NIST’s GenAI Program takes that challenge head-on by turning trust into something tangible. The program treats trust as a performance standard: something that can be measured, stress-tested, and improved.
One of the most compelling examples of this is the program’s “Cat-and-Mouse” evaluation framework. In this environment, generative AI models create content, while discriminative models attempt to detect whether that content was produced by a human or a machine—and, just as importantly, whether it is credible and accurate. What emerges is a dynamic system that mirrors the real-world tension between creation and verification.
That tension matters. In sectors like energy, water, and government, the outputs of AI systems can shape decisions that impact infrastructure, security, and public trust. The ability to distinguish what is real, what is reliable, and what is safe becomes essential. By simulating these pressures in a controlled but competitive environment, NIST is helping ensure that AI systems are capable and dependable under scrutiny.
At the same time, trust is not only about identifying risk. It is also about consistent performance. The GenAI Code Challenge gets at this directly by evaluating how well AI can generate unit tests for Python code from natural language prompts. At its core, the question is simple: do AI-generated outputs actually work as intended?
Through a global, iterative competition that invites participants from across industry and academia, the program creates a feedback loop where models are continuously tested, benchmarked, and improved in the open.
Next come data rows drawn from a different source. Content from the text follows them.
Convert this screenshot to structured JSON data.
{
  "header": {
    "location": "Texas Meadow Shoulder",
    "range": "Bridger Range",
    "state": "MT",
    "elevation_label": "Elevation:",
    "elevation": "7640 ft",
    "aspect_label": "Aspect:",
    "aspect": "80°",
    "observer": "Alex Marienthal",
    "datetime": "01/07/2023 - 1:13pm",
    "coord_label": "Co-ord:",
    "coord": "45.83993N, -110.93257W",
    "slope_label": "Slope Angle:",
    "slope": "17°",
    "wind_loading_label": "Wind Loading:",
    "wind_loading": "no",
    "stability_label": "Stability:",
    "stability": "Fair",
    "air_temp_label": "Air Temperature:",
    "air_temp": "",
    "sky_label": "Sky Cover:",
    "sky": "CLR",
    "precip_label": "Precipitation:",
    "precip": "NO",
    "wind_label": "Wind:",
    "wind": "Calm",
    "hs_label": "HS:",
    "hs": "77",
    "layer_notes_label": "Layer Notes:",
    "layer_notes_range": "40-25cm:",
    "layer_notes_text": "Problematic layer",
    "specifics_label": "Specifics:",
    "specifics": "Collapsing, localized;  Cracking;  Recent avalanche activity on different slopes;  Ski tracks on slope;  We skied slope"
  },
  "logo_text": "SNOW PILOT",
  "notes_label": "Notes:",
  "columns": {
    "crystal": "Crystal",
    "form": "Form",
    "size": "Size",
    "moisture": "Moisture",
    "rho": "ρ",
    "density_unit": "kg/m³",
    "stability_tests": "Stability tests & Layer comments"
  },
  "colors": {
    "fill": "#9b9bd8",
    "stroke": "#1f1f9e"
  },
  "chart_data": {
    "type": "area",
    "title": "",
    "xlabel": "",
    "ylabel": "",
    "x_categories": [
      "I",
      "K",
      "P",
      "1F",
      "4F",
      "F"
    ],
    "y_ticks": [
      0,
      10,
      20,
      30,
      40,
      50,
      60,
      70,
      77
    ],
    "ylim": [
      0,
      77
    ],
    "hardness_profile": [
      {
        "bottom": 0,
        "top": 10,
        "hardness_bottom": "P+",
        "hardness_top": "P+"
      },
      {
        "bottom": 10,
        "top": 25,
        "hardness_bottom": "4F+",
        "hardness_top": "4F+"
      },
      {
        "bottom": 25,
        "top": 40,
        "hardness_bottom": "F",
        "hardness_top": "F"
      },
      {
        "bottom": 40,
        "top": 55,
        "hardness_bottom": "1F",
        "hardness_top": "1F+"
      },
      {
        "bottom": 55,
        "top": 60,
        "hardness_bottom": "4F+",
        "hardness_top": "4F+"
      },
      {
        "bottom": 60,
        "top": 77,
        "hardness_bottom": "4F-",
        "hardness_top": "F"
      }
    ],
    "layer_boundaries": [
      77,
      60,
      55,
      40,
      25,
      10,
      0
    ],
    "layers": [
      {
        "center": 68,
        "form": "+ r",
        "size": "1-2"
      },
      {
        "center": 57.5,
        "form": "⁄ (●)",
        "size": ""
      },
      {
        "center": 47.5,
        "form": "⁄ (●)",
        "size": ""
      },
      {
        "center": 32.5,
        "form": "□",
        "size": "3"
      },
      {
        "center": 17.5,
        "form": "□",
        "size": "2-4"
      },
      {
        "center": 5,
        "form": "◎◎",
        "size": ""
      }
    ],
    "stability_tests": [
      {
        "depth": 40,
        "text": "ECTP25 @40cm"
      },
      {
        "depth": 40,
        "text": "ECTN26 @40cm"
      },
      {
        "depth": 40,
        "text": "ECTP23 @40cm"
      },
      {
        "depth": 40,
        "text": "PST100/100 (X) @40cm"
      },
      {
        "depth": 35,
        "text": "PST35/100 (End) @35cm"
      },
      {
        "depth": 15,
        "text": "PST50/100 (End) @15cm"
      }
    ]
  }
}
Over time, this process raises the bar for performance, and for confidence in how these systems behave in real-world applications.
For Cisco, participating in this work is a natural extension of how we approach innovation. Taking real-time learnings and applying those insights where and when they matter.
The goal is to ensure that what is proven in evaluation environments translates into how AI is actually designed, secured, and deployed.
This connection between testing and implementation is critical, particularly as the policy landscape around AI continues to evolve. By engaging early with emerging standards and contributing to shared benchmarks, Cisco is proud to help bridge the gap between innovation and accountability—so that the two move forward together.
While NIST is a U.S.-based initiative, the implications of this work are global. The frameworks being developed are designed to scale across borders, offering a common foundation for how AI systems can be evaluated and trusted worldwide.
Ultimately, no one organization can undertake this work alone. It requires continuous testing, transparency, and collaboration across all kinds of sectors and geographies.
Moving trust in AI from aspiration to application requires innovating in a way that people, institutions, and society can rely on. NIST’s Gen AI Program is an important step toward that shared future.